Zusammenfassung der Entscheidung:
a) Wer will was von wem woraus? Ein Handelsvertreter (HV) oder dessen Erben machen den Ausgleichsanspruch (§ 89b HGB) gegen den Unternehmer geltend. Der Anspruch entsteht bei Beendigung des Handelsvertreterverhältnisses und soll den HV für den Aufbau eines Kundenstamms entschädigen. Streitig war, ob dieser Anspruch vererblich ist.
b) Was hat das Gericht entschieden? Das Finanzgericht Baden-Württemberg (FG Baden-Württemberg) hat entschieden, dass der Ausgleichsanspruch zum Nachlass des HV gehört und somit auf dessen Erben übergeht.
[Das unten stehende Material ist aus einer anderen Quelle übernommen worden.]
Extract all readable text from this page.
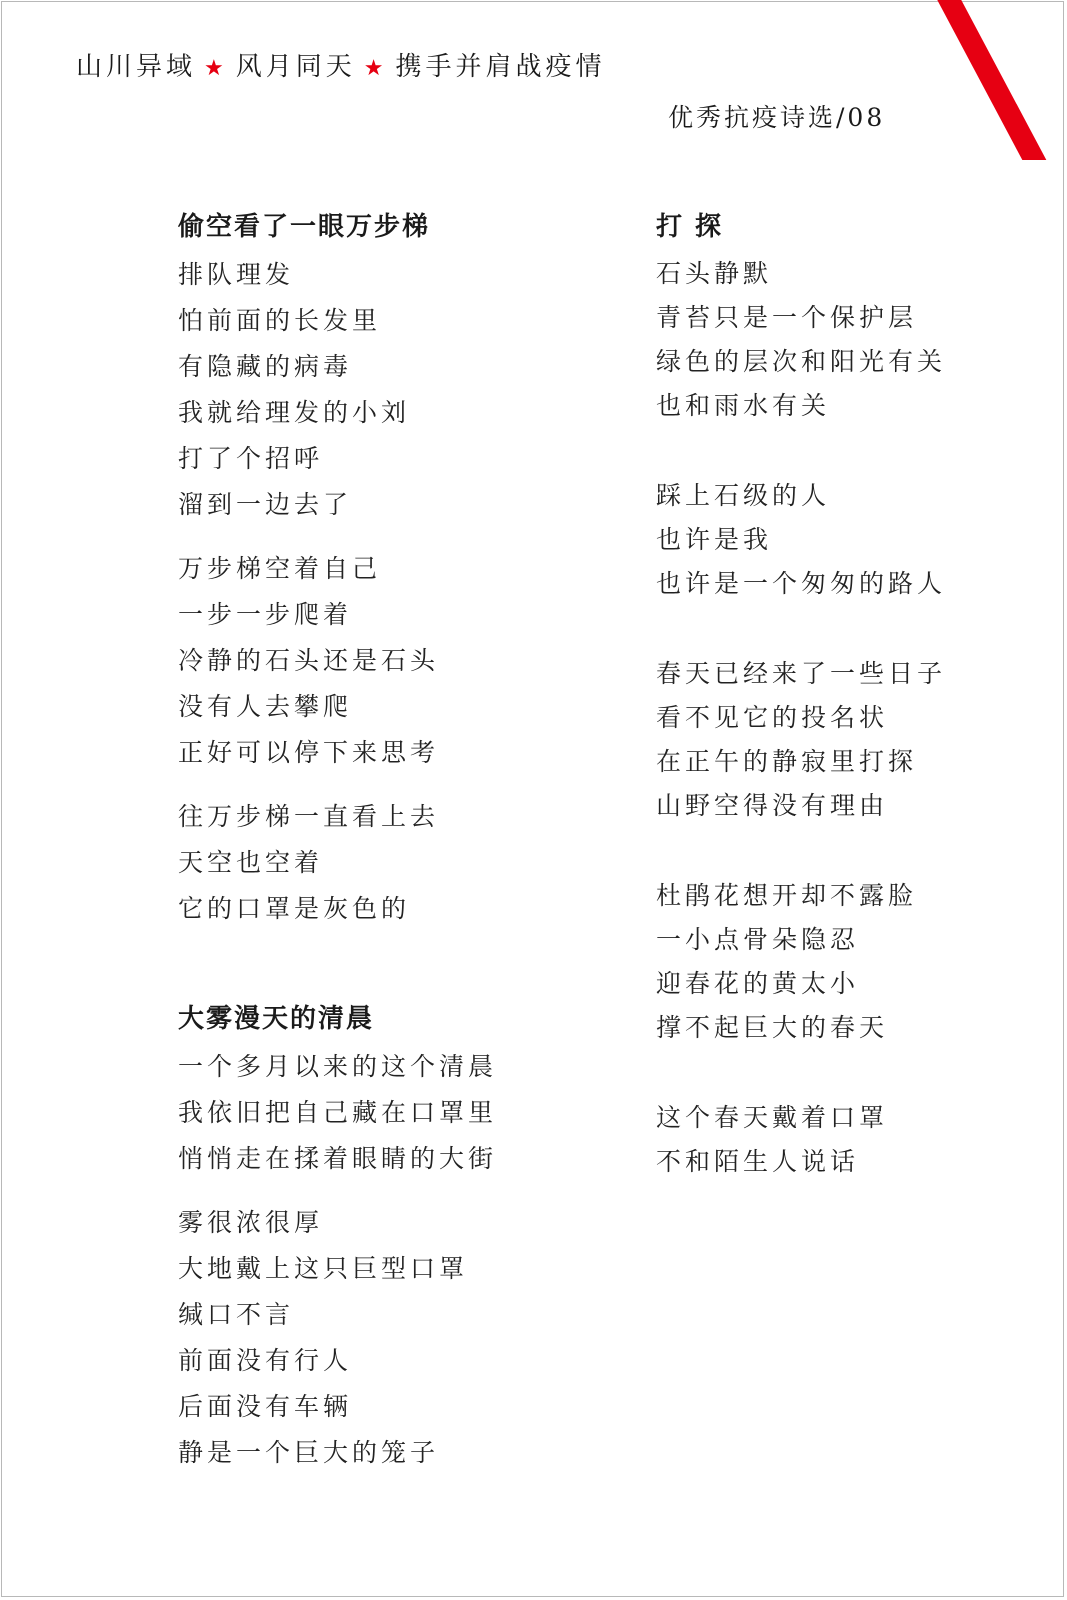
山川异域 ★ 风月同天 ★ 携手并肩战疫情
优秀抗疫诗选/08
偷空看了一眼万步梯
排队理发
怕前面的长发里
有隐藏的病毒
我就给理发的小刘
打了个招呼
溜到一边去了
万步梯空着自己
一步一步爬着
冷静的石头还是石头
没有人去攀爬
正好可以停下来思考
往万步梯一直看上去
天空也空着
它的口罩是灰色的
大雾漫天的清晨
一个多月以来的这个清晨
我依旧把自己藏在口罩里
悄悄走在揉着眼睛的大街
雾很浓很厚
大地戴上这只巨型口罩
缄口不言
前面没有行人
后面没有车辆
静是一个巨大的笼子
打 探
石头静默
青苔只是一个保护层
绿色的层次和阳光有关
也和雨水有关
踩上石级的人
也许是我
也许是一个匆匆的路人
春天已经来了一些日子
看不见它的投名状
在正午的静寂里打探
山野空得没有理由
杜鹃花想开却不露脸
一小点骨朵隐忍
迎春花的黄太小
撑不起巨大的春天
这个春天戴着口罩
不和陌生人说话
Dies gilt unabhängig davon, wann oder wie das Vertragsverhältnis beendet wurde.
c) Begründung des Gerichts:
- Der Ausgleichsanspruch ist ein übertragbarer Rechtsanspruch, der wie andere Vermögensrechte vererbt werden kann.
- Der HV kann über den Anspruch jederzeit verfügen, auch zu Gunsten Dritter (z. B. durch testamentarische Anordnung).
- Fehlt eine solche Verfügung, folgt die Zuordnung an die Erben aus dem Prinzip der Gesamtrechtsnachfolge (§ 1922 BGB), wonach alle Rechte und Pflichten des Erblassers auf die Erben übergehen.